David Blackburn

David Davis offers his counsel in good faith

From his roost high on the backbenches, David Davis commands a luminescent eminence that he would not have had if he were a frontbencher. And as the current guardian of traditional right-wing Toryism, his words are clear against the often muddy context of coalition.

Talking to the Mail’s Andrew Pierce and Amanda Platell, he offers George Osborne and David Cameron some sagacious advice. He joins the chorus, now stalked by Ed Miliband, which urges the government to articulate its growth and recovery rhetoric.

‘We cannot be defined by a purely cuts agenda. If the only message the public takes away from the events of the next few months is one of retrenchment and loss of services, politically at least, we will have failed.’

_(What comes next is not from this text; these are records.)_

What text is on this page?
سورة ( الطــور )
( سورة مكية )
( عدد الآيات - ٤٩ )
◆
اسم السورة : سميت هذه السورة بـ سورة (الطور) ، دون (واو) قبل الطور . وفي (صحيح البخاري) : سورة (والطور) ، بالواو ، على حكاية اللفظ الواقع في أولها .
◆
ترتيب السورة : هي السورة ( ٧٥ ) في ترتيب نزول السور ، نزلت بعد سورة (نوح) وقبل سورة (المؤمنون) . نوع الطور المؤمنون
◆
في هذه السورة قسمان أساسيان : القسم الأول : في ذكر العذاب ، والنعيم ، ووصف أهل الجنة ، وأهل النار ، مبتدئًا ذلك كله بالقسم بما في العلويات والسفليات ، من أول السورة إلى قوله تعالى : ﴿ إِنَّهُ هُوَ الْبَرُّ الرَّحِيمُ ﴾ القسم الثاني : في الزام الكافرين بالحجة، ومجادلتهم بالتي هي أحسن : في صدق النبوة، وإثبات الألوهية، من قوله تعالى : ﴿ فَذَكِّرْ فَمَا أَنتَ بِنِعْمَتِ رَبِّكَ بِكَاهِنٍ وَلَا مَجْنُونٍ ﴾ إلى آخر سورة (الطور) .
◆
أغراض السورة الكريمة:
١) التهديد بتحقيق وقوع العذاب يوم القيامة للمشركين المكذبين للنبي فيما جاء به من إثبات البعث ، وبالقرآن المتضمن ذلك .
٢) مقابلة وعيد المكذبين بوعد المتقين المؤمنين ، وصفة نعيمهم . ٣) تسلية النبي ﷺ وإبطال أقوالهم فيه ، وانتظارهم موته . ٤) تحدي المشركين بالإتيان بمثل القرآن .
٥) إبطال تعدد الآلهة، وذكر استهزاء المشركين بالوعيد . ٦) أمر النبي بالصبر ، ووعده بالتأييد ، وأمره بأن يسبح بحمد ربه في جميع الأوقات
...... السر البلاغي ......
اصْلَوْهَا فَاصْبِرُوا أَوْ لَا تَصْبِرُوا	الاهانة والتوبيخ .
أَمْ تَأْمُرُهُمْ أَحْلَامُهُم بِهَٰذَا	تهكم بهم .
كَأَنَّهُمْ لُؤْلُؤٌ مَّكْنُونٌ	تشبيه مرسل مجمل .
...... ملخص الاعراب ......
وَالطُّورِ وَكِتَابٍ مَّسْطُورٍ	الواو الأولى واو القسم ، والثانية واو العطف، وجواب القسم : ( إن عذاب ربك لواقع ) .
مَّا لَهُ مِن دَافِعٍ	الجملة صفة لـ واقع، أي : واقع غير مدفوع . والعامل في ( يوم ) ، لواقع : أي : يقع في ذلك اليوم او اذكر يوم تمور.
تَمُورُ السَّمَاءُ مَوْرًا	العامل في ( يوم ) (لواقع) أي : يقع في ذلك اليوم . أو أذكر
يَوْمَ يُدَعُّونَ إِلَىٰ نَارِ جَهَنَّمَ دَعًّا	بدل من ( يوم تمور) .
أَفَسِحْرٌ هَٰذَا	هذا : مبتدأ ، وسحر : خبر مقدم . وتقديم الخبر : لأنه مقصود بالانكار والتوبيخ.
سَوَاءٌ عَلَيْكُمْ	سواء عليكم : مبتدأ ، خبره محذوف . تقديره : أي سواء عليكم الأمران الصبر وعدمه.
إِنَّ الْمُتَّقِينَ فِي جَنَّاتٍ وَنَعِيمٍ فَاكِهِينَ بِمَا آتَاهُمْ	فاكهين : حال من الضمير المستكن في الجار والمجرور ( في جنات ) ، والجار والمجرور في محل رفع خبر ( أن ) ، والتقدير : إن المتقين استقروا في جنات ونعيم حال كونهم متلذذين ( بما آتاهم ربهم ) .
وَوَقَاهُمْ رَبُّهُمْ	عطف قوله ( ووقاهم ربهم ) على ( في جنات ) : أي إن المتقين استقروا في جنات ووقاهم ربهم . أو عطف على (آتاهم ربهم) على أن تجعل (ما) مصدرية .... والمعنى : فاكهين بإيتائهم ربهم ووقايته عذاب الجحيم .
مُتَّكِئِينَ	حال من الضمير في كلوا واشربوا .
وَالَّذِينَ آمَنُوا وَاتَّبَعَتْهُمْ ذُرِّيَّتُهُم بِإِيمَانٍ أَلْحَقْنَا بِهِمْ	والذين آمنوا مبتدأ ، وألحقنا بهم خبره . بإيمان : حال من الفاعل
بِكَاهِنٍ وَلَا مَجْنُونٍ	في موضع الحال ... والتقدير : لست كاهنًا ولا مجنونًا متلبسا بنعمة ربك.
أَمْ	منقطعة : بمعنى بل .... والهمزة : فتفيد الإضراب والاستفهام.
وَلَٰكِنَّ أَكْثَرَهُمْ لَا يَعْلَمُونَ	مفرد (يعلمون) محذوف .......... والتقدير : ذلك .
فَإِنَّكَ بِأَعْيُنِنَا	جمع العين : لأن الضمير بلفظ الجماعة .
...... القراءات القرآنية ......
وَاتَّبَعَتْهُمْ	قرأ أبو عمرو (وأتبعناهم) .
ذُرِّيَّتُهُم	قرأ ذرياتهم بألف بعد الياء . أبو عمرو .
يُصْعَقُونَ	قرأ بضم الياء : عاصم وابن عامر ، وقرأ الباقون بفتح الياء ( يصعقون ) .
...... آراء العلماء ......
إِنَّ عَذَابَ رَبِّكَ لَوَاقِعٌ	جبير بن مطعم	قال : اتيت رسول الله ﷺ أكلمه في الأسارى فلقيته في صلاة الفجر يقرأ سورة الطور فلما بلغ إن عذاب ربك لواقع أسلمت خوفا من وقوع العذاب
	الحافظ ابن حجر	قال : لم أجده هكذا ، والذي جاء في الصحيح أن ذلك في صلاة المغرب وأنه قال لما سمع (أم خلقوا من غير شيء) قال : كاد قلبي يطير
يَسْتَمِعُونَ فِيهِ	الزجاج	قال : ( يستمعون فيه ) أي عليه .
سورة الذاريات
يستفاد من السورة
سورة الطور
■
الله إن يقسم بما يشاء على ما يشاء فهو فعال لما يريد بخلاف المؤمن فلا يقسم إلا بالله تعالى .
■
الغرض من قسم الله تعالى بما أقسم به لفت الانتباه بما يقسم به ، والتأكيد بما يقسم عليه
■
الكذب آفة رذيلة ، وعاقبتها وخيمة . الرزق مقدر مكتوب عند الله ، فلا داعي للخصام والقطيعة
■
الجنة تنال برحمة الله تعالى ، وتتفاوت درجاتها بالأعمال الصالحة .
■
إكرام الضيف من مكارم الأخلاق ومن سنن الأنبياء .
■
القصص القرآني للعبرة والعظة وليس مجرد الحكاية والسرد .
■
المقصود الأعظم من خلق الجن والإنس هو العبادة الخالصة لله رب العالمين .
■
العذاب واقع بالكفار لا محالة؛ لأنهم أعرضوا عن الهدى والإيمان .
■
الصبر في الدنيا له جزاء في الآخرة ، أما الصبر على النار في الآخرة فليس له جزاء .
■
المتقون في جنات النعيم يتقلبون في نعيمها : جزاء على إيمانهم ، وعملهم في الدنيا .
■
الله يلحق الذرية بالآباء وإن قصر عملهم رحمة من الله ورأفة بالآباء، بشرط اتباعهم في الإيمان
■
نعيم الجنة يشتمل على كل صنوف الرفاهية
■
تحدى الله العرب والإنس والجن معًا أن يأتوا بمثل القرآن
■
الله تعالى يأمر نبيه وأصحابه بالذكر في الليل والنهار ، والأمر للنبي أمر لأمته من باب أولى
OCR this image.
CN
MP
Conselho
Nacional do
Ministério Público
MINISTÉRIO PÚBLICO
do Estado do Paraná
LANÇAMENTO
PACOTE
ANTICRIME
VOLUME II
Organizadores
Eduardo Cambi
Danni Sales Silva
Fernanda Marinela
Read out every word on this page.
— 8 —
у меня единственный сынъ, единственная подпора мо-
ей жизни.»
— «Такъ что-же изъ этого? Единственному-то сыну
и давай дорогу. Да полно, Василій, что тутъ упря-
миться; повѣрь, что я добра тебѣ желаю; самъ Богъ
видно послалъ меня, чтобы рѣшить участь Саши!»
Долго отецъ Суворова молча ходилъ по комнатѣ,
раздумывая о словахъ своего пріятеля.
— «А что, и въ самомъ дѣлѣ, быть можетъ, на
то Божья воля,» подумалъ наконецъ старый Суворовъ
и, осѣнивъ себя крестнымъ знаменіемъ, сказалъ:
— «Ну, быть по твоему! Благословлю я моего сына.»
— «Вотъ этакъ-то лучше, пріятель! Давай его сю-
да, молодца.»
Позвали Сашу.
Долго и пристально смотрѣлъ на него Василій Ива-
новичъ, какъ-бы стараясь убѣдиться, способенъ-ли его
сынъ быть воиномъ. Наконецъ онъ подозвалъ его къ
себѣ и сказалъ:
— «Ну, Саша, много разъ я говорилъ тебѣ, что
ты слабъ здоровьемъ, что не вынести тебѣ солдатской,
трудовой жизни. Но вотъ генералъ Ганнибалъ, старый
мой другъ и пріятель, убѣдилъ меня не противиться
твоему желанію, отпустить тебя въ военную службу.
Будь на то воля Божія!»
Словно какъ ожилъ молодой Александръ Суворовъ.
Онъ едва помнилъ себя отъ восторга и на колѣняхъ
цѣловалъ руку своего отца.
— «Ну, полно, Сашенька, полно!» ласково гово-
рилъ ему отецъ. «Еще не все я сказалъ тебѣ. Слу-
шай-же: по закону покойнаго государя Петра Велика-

He turns his ire on the coalition’s tax policy – reserving opprobrium for the 50 percent rate and capital gains tax hikes. Davis is recasting himself as an economics a guru, and he is unequivocal that low taxes will yield high growth.

Next, he rehearses his well known objections to AV. It is a Bad Thing, ensuring permanent weak government, and it insults an electorate with the intelligence to deliver the government it wants – majority Labour in 1997 and coalition in 2010. Constitutional purity is sacrosanct: he calls on all Tories to resist Nick Clegg’s yes campaign.

Davis impressed as Shadow Home Secretary, and he offers a more delicate critique of Ken Clarke’s prison policy than the impulsive refrain that prison indubitably works.

‘I agree with Ken about the issue of cutting prison numbers. But it’s not necessarily about locking up fewer criminal. It’s about taking people out of prison who shouldn’t be there. There are 11,000 foreign prisoners in our jails. The first thing I would be saying to the countries where these prisoners come from is that we do not have room for them, so take them back. Also, there are large numbers of prisoners who have psychiatric problems who should not be in prison…this would let authorities have more time and money to help get the thousands of illiterate drug addicts off drugs and teaching them to read and write and learn other skills to find work.’

Obviously the interview didn’t give Davis the space to elaborate on these sparse points, but they are valid nonetheless. It’s soft to depict Davis as a serial rebel. This interview is plaintive not provocative.